Isolation is largely thought of as a solitary experience, and yet, over the last year, humanity has collectively experienced this feeling more so than perhaps ever before. Isolation distorts our sense of self and skews our perspective. As social beings, we require external stimulus from our environment, and others, to develop a more grounded view of ourselves.
The game opens with our protagonist, Vivi, a troubled, withdrawn office worker, boarding a train, and searching for somewhere to sit, all the while overhearing snippets of conversation from the other passengers. You are free to roam the aisles and eavesdrop on peoples' plans for the weekend; before locating a seat, and promptly drifting off.
When Vivi awakes, she finds the last train home has become the last ride to the afterlife; the carriages now populated with the souls of people, animals, and plants, departing this world.
Transported from a world where she felt isolated, yet invisible, to a world where, as the only living being, she remains isolated, yet stands out, Vivi must reassess herself, and the value of her life in the face of those who have lost theirs.
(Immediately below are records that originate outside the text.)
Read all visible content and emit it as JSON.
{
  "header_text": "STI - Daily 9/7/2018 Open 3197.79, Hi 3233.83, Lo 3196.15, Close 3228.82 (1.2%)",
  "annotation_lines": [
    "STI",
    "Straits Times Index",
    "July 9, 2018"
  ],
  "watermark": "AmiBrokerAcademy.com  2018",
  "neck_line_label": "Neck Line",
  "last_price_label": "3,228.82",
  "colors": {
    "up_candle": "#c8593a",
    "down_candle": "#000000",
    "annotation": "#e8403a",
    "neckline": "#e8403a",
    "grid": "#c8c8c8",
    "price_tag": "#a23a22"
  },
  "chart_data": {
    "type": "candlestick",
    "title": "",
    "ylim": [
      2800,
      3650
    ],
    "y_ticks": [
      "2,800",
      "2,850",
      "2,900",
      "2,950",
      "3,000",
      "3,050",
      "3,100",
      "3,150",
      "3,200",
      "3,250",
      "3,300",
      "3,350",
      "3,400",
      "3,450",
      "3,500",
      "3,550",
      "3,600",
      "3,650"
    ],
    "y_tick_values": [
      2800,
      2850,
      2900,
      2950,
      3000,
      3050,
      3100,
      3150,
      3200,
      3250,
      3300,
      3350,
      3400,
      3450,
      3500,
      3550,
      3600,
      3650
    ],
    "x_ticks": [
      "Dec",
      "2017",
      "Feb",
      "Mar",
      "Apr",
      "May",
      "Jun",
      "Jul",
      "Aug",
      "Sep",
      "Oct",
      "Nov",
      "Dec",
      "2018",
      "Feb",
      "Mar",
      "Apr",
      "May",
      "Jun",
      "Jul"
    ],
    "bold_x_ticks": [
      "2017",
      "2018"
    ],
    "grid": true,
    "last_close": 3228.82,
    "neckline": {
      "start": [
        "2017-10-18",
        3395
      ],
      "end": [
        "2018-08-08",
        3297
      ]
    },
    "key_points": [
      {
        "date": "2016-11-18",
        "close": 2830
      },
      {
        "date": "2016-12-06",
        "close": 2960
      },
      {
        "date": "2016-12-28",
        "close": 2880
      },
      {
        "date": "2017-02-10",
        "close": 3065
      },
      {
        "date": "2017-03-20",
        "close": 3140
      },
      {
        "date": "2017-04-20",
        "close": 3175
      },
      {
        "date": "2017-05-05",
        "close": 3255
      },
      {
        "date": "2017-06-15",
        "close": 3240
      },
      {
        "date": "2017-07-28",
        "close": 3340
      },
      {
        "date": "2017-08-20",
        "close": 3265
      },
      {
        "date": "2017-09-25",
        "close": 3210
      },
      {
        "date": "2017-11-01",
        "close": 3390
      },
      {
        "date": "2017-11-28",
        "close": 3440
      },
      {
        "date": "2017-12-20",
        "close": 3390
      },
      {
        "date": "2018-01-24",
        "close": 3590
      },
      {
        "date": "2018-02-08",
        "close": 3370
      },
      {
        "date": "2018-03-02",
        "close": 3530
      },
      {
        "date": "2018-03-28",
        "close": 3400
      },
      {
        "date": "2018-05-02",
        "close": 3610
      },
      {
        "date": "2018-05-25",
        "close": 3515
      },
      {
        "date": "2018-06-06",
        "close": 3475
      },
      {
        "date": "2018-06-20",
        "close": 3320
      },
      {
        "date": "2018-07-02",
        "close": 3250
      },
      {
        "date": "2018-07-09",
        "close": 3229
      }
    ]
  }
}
We are told that Vivi’s arrival is a mistake; one that cannot be corrected immediately. Thus in the intervening period, she is free to explore this other plane of existence, which in gameplay terms, is spent speaking to the ghostly denizens, learning how they met their demise, who they were when they were alive, and listening to their ruminations on life, death, and everything in-between.
The characters you meet are impressively broad when it comes to their age, and life experiences, yet, it’s worth mentioning that the themes that underpin their stories are heavy in nature. Some passed away in freak accidents, or whilst on life-support; others met their end in their infancy, or whilst still young; their apparition now achingly pining for the mother they can never see again.
For the most part, these interactions feel genuine and affecting, and though you need only speak to a few key characters to advance the story, I felt eager to speak to everyone onboard.
Visual novels live and die based on the quality of their prose, and the writing in What Comes After is of a fine calibre, save for some instances where the wrong tense is used. Pleasingly, the game includes some helpful quality of life features in this area, in the form of a chat log, and the ability to rapidly advance the dialogue with a press of a button.
The games’ somewhat muted colour palette fits the tone perfectly, and everything from Vivi’s run cycle to the body language of characters is well animated.
There is very little music by design. The majority of the sounds you’ll hear whilst playing will be Vivi’s footsteps as she traverses the aisles, the closing of the carriage doors, and the unobtrusive bleeps that punctuate the flow of the text on screen. There is weight enough in the words without them needing to be embellished or directed by audio. Its absence allows ample space for self-reflection, which feels very much like the focus of the game, right down to the limited gameplay.
Unlike the creator’s last game Coffee Talk, a similarly magical-realist, heart-to-heart talking simulator, where you actively employ your barista skills, and a keen sense of timing, to soothe peoples’ problems, you have very little agency with which to affect change in What Comes After. Your actions consist of moving Vivi left and right, and conversing with souls of the deceased. There are no dialogue options, items, puzzles, or fetch quests to be had here.
The player, much like Vivi herself, and the games’ assorted cast of characters, are passengers, along for the ride; bound to a temporary phase of inaction in which they are encouraged to re-evaluate how they view themselves via the prism of honest conversation and the stories of others.
What Comes After is a short story in every sense. An average playthrough takes around 1-2 hours. That said, quality should trump quantity, and what’s here is well written, animated, affecting, and achieves what it sets out to do.
Whilst the restrained gameplay is by-design, it may be a sticking point for those seeking a more involved experience. If however, a relatively more passive, contemplative, yet heartfelt sojourn feels welcome to you right now in these uncertain times where life is on pause, then perhaps What Comes After can give you pause for thought, and help you reappraise ‘what comes after’.
What Comes After launches on Nintendo Switch on the 1st of April for £5.99. Pre-orders are now open on the Nintendo Switch eShop.
A download code for What Comes After was kindly provided by the games’ publisher, Flynns Arcade for the purposes of this review.